Joan Rivers in her stand-up comedy was more focused on the joke than any sense of veracity.
That style of exaggeration, dark humor and absurdism is what inspired her daughter Melissa to write her third book affiliated with her mother called “Lies My Mother Told Me.” She will discuss the book and sign copies at the Marcus Jewish Community Center of Atlanta’s annual book festival Nov. 5 at 8 p.m. (Tickets are $38, which includes a book.)
Melissa Rivers, in an interview with The Atlanta Journal-Constitution, said since her mom died in 2014, fans would ask her what Joan would say about whatever was happening in the news.
Melissa pondered writing a jokey op-ed but instead decided it would be more fun to just channel her mom’s voice and come up with a book full of ridiculous stories Joan might have told Melissa over the years about everything from King Tut and Catherine the Great to Thanksgiving and funerals.
Credit: SIMON & S
Credit: SIMON & S
“This is a work of fiction,” she said, unlike her two most previous books, the touching 2015 tribute “The Book of Joan” and 2017′s coffee table book “Joan Rivers Confidential: The Unseen Scrapbooks, Joke Cards, Personal Files, and Photos of a Very Funny Woman Who Kept Everything.” “There are only so many hours in a day to do therapy. If all this were true, I’d be in it 24/7 for years.”

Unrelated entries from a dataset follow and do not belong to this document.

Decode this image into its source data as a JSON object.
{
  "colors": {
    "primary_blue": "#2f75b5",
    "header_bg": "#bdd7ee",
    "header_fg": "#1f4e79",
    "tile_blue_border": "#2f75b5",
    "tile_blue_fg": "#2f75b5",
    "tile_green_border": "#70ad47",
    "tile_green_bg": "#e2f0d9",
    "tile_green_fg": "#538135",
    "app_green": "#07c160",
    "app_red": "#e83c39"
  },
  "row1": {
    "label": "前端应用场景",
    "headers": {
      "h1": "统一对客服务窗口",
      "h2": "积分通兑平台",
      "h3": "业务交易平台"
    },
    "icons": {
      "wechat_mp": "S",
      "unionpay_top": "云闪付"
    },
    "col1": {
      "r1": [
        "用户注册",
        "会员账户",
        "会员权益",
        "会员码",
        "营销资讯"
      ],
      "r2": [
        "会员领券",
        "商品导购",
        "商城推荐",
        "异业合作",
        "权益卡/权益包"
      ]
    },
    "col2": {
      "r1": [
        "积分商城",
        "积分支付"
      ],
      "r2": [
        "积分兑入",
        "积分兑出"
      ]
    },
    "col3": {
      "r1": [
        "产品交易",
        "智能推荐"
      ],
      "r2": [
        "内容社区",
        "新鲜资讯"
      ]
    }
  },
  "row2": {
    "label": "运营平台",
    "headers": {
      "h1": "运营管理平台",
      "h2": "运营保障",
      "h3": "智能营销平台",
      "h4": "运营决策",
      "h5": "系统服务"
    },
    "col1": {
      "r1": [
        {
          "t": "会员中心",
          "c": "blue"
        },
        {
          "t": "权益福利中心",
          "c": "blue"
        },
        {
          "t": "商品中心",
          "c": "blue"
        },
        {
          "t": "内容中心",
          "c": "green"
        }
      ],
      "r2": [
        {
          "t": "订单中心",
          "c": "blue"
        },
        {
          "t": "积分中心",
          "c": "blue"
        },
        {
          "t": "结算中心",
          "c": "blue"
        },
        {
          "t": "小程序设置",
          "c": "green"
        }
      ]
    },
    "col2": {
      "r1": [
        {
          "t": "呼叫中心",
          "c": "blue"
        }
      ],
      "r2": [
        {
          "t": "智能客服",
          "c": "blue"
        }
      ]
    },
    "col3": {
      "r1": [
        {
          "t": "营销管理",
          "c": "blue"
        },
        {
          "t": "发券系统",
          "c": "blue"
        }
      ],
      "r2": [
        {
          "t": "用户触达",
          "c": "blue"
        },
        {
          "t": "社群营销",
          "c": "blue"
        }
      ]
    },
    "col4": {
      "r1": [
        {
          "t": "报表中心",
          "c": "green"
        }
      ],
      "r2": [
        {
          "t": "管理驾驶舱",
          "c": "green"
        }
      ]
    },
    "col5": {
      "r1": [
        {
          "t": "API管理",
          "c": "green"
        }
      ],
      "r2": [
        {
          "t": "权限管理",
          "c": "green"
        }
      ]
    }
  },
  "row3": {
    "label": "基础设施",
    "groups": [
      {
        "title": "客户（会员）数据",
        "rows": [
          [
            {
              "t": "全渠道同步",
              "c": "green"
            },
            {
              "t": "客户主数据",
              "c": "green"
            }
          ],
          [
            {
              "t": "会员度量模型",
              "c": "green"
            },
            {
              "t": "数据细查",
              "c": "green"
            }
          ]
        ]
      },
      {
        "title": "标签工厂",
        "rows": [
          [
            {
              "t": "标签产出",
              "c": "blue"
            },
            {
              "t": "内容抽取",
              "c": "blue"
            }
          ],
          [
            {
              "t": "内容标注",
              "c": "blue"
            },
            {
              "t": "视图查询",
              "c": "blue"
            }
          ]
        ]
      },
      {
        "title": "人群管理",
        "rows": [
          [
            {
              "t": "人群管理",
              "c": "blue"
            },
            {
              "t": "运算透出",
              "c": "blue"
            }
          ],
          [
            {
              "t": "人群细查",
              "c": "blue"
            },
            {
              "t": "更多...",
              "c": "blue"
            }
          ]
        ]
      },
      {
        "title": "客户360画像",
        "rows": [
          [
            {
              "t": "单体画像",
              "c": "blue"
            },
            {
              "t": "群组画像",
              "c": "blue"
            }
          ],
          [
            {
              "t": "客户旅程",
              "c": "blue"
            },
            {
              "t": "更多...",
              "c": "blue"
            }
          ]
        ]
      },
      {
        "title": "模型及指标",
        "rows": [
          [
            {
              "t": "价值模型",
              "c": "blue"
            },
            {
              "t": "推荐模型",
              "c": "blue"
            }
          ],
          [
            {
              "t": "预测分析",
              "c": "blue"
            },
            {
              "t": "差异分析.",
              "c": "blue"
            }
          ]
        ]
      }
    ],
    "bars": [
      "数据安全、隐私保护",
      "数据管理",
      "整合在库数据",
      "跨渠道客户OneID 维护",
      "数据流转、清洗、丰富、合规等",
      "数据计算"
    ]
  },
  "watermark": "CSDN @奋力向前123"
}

Sometimes, the stories stem from actual nuggets of truth like trips Melissa’s son Cooper would take with Joan, or Joan conducting gay marriage ceremonies. But largely, it’s a lark.
“This is silly humor,” Melissa said. “Do not look for any emotional depth. Do not think you’re going to wipe away a tear. It’s nothing like that.”
Even the promotional blurbs on the book are purely facetious from the likes of Jimmy Hoffa (”When Joan told a story, the truth disappeared faster than I did!”) and William Shakespeare (”All’s not well that ends well. I’ve had massages with happier endings.”).
Melissa worked on the book during the pandemic with her writing partner and comic Larry Amaros via Zoom a couple of times a week. (Amaros was a ghost writer for some of her mom’s books, too.) “It was just fun,” she said. “He’s part of my family. He and I have always connected through humor. How far can we go and then reel it back in?”
For instance, they wrote that Joan supposedly told Melissa that Anne Frank got caught by the Nazis because she was a secret lover of dance and “writing was her side hustle,” Melissa said.
Joan’s voice is always bouncing around in Melissa’s head so replicating her in the book wasn’t difficult.
“Quit trying to control me from the great beyond Mom!” Melissa joked. “I know her rhythms so well after working together for so long. When you have a partner, it’s like a dance. I can find the cadence that makes it easier to write the joke. I can hear the music in my head.”
Melissa said she still grieves for her mom eight years later but it is now “bittersweet,” similar to the loss of her father and film producer Edgar Rosenberg, who died in 1987.
“Bittersweet is kind of where you stay,” she said. “There are times I’ve thought, ‘Why aren’t they here for this? I wish they were here for this!’ But it’s not that knee-buckling, gut-punch of grief.”
IF YOU GO
Melissa Rivers
Audience talk, Q&E and book signing, 8 p.m., Saturday, Nov. 5. $38 including a book. Marcus Jewish Community Center of Atlanta, 5342 Tilly Mill Road, Atlanta. atlantajcc.org.